Malgré la joie d'avoir retrouvé leurs enfants, très vite les parents se retrouvèrent en face de leur problème. Il était dans l'impossibilité de nourrir leurs enfants. Ils décidèrent une nouvelle fois de perdre leurs enfants en prenant cette fois-ci la précaution de rester très discrets sur l'organisation de cette opération. Le Petit Poucet avait cependant une fois de plus tout entendu mais n'avait pu se procurer que quelques morceaux de mie de pain. Lorsqu'avec ses frères et soeurs, ils se retrouvèrent perdus dans la forêt, ils ne purent retrouver leur chemin car les oiseaux avaient mangés les petits morceaux de mie de pain que le Petit Poucet avait pourtant soigneusement laissé tomber tout au long de la journée. Cette fois-ci, Ils étaient bien perdus.

Il arrive parfois dans l'existence que nous puissions totalement nous laisser capter et perdre totalement notre lucidité. C'est évidemment alors l'expérience d'une grande angoisse et d'une grande souffrance.
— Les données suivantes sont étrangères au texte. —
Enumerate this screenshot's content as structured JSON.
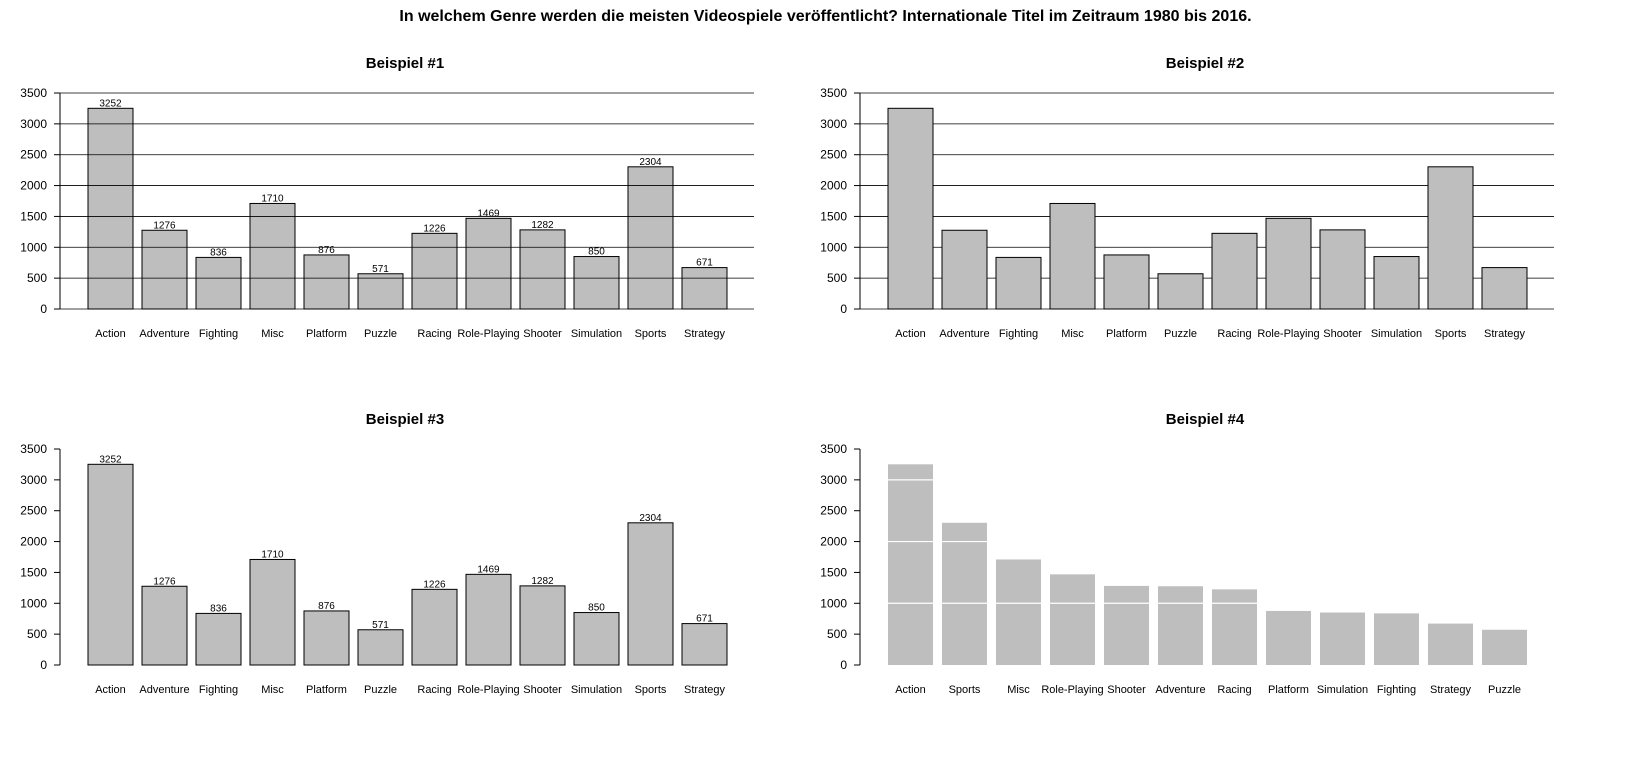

Les frères et soeurs décidèrent alors de continuer de marcher dans la forêt. Ils marchèrent longtemps, très longtemps... Très très longtemps... Et au bout d'un certain temps, ils aperçurent une lumière dans la nuit. Celle-ci devint leur guide. Ils ne la quittèrent pas des yeux et continuèrent à marcher jusqu'à ce qu'il arrivèrent près d'un manoir très fortifié et plutôt lugubre. Ils frappèrent à la porte. Un géant borgne apparu. Malgré son air patibulaire, il accepta de les héberger pour la nuit. Les enfants terrifiés se couchèrent alors dans un dortoir où dormaient également d'autres enfants dont la tête était recouverte d'un bonnet identique. C'était les filles du géant. En fait, ils le surent plus tard, le géant était un ogre.
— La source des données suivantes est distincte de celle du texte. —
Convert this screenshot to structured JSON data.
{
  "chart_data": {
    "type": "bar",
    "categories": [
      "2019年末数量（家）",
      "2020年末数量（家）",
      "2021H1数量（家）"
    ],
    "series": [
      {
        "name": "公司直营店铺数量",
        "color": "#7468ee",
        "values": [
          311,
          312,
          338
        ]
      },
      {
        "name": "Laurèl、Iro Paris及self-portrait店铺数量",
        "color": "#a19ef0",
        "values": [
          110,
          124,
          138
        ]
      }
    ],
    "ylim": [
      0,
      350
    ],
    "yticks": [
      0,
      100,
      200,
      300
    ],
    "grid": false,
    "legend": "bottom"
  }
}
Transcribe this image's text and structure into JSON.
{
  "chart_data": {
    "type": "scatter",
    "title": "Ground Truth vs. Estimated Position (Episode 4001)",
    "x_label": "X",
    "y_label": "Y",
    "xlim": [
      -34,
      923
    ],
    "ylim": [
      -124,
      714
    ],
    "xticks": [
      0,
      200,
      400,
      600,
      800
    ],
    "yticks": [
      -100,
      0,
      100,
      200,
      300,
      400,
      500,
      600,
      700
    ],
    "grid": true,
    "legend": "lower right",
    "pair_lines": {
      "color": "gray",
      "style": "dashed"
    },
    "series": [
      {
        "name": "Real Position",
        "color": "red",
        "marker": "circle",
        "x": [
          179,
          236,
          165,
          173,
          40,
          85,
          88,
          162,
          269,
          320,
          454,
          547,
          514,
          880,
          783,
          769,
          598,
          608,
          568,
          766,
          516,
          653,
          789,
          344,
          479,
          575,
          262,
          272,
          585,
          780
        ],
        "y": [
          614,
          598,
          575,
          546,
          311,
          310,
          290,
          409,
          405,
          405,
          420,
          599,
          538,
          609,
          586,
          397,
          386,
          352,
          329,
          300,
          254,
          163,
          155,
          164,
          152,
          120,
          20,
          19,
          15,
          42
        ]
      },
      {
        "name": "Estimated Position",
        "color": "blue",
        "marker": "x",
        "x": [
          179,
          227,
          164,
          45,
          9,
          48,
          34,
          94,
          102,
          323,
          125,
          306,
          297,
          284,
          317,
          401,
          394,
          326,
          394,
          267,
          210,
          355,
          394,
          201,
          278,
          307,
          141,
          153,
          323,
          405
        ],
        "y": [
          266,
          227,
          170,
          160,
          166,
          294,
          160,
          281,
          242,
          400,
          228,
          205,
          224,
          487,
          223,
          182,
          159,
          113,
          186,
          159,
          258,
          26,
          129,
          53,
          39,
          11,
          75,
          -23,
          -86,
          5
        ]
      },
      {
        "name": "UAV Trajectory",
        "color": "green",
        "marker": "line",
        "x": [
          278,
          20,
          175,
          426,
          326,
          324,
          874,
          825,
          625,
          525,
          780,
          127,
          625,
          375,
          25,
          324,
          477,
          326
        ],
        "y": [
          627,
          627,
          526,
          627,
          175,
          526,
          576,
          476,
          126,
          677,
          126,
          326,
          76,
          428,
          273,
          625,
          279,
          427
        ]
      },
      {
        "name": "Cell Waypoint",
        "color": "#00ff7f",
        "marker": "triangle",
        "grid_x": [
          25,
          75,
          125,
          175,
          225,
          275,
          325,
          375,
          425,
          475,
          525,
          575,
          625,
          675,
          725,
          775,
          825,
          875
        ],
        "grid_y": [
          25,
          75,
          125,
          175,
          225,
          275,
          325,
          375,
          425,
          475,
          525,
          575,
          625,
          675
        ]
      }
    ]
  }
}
La rencontre avec l'ogre représente le désir de toute puissance de l'enfant qui, selon la psychanalyse, n'a jamais cessé d'exister à l'intérieur de nous. Si l'oedipe, s'est bien passé, celui-ci reste maîtrisable car le premier deuil fondamental s'est opéré. Si le tiers n'a pu prendre sa place entre le désir de l'enfant et la mère, selon la psychanalyse, ce désir sera toujours aussi exacerbé et l'individu comme l'ogre sera habité par une avidité de puissance sans limite.

Le Petit Poucet avait une réelle clairvoyance. Intuitivement, il sut qu'il y avait un grand risque à s'endormir dans le lieu que ce géant si peu aimable avait offert. Il entendit le géant parler avec sa femme. Tous deux se réjouissaient du festin possible : 7 petits enfants à rôtir, voilà un met bien comestible. Le géant expliquait comment il allait commettre son forfait. Il les égorgerait un par un durant leur sommeil. Ses propres enfants ne se réveilleraient pas car leur mère leur avait fait boire un breuvage pour les endormir et leur permettre de bien se reposer. Par ailleurs, le géant précisa qu'il enlèverait ses bottes pour ne pas faire de bruit.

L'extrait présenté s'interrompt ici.